Ich kann das gut nachempfinden, wenn Hundebegegnungen bei dir Stress auslösen. Auch ich kenne diese Momente, in denen man sich hinterher schlecht fühlt. Dann nutze ich die sogenannten Body-to-Brain-Übungen. Das sind Körperübungen, die man überall machen kann, auch unterwegs auf dem Hundespaziergang. Sie fallen nicht auf und sind ganz einfach zu merken. Der Effekt ist phänomenal. Du kannst darüber deine Emotionen steuern und auf dein Gehirn Einfluss nehmen.

Wenn starke Emotionen die Oberhand gewinnen

Herz (Emotionen), Hand (Verhalten) und Kopf (Verstand) sind miteinander vernetzt. Jeder Gedanke ist mit einer Handlung und mit einem Gefühl verbunden. Mal hat der eine Bereiche, mal der andere die Oberhand. Unangenehm wird es nur dann, wenn Ärger oder Wut die Herrschaft übernehmen, wenn Angst oder sogar Panik dich überrollen, obwohl die Situation, z. B. die Hundebegegnung, das in dem Maße gar nicht erforderte, sie schon vorbei ist und du deine Konsequenzen gezogen hast.

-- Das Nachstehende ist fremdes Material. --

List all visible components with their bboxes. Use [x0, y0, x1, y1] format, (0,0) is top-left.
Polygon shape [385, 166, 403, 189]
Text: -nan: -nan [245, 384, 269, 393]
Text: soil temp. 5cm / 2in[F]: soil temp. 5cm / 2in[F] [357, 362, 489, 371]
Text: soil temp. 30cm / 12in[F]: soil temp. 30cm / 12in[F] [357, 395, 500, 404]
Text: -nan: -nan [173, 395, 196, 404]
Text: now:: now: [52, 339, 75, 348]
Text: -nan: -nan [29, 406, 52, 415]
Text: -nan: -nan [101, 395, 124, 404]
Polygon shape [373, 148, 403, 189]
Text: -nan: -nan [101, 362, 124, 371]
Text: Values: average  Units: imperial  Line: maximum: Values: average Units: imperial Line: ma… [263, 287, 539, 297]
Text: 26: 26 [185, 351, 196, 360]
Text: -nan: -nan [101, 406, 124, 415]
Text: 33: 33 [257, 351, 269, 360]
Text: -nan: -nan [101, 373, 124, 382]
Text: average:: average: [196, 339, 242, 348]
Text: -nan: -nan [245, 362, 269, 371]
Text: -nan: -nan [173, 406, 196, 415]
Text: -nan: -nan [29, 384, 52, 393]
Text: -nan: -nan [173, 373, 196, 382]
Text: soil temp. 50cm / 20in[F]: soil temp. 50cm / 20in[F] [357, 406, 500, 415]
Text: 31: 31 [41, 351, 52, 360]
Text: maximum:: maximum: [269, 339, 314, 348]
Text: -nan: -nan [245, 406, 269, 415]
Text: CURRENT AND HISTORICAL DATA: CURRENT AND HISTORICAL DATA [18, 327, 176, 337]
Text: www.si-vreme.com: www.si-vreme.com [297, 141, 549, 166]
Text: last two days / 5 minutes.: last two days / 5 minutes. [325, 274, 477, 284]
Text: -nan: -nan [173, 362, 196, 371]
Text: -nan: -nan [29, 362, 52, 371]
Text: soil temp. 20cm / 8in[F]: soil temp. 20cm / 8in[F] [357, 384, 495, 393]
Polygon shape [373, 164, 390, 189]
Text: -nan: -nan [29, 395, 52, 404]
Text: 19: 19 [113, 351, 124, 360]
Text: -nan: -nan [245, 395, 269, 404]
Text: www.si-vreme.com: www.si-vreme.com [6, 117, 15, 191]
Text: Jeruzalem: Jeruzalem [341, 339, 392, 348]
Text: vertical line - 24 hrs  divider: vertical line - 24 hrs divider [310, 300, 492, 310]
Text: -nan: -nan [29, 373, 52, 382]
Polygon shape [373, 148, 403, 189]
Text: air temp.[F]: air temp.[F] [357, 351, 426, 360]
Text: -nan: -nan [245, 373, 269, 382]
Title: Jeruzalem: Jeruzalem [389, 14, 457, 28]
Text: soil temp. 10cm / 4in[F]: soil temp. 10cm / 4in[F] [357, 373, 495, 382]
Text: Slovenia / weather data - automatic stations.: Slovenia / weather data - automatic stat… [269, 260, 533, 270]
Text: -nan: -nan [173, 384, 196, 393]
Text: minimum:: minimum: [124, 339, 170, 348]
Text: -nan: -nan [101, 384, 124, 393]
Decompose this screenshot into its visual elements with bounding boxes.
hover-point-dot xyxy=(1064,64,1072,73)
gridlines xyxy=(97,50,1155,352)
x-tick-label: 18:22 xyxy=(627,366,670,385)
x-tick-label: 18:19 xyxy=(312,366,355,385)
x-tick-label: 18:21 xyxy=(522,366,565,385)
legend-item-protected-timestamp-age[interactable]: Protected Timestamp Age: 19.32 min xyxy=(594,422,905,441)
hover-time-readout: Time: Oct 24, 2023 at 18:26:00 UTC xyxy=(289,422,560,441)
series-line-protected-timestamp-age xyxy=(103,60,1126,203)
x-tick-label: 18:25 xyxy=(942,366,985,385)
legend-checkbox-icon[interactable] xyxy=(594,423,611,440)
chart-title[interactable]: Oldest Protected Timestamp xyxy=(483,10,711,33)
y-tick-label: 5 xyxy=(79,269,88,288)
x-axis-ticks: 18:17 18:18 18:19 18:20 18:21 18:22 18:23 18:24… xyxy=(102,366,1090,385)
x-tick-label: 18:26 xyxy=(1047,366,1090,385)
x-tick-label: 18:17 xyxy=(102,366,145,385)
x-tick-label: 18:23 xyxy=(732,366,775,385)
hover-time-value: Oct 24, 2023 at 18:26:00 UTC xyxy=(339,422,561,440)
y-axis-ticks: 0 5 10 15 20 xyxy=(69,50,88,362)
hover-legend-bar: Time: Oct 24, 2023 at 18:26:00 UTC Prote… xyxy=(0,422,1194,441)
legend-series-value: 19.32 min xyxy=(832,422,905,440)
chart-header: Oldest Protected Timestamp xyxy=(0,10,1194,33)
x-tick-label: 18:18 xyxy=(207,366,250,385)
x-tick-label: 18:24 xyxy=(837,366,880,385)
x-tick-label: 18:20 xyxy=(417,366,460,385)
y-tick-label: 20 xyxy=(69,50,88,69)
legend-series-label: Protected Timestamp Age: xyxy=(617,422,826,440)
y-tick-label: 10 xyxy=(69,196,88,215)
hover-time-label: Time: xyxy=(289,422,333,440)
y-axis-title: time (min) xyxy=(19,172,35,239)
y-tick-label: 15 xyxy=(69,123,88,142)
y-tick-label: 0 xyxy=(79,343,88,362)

Anleitung zur Entspannungsübung

Wenn dein Herz klopft, deine Gefühle und Gedanken durcheinander sind, dann gib dir diesen Support, um dein inneres Gleichgewicht wieder zu finden: Leg eine Hand auf dein Herz und streich in kreisenden Bewegungen über den Brustbereich. Spüre die tröstliche Berührung und wie sich dadurch dein Atem, deine Gefühle und Gedanken beruhigen. Du kannst dir selbst dabei auch noch gut zusprechen und sagen: „Alles ist gut.“

Hand auf’s Hundeherz

Für viele Menschen ist es ungewohnt, auf diese Weise mit sich selbst zu sprechen und sich zu berühren. Hunden gegenüber fällt es viel leichter. Es ist ein schönes Gefühl über ihr weiches Fell zu streichen. Allein der Gedanke an unser geliebtes Tier tut uns gut. Nutze für die Übung also gerne auch deine Vorstellungskraft und nimm währenddessen deinen Hund in dein Herz. Vielleicht bemerkst du einen Unterschied.

„Body-to-Brain“ beim Hund

Body-to-Brain-Übungen werden auch erfolgreich im Hundetraining angewandt. Gerade ängstliche, nervöse und reizempfindliche Hund profitieren davon. Du kannst also auch bei Bedarf deinen Hund mit langsamen kreisenden Bewegungen über sein Brustfell streicheln, ihn somit trösten und beruhigen.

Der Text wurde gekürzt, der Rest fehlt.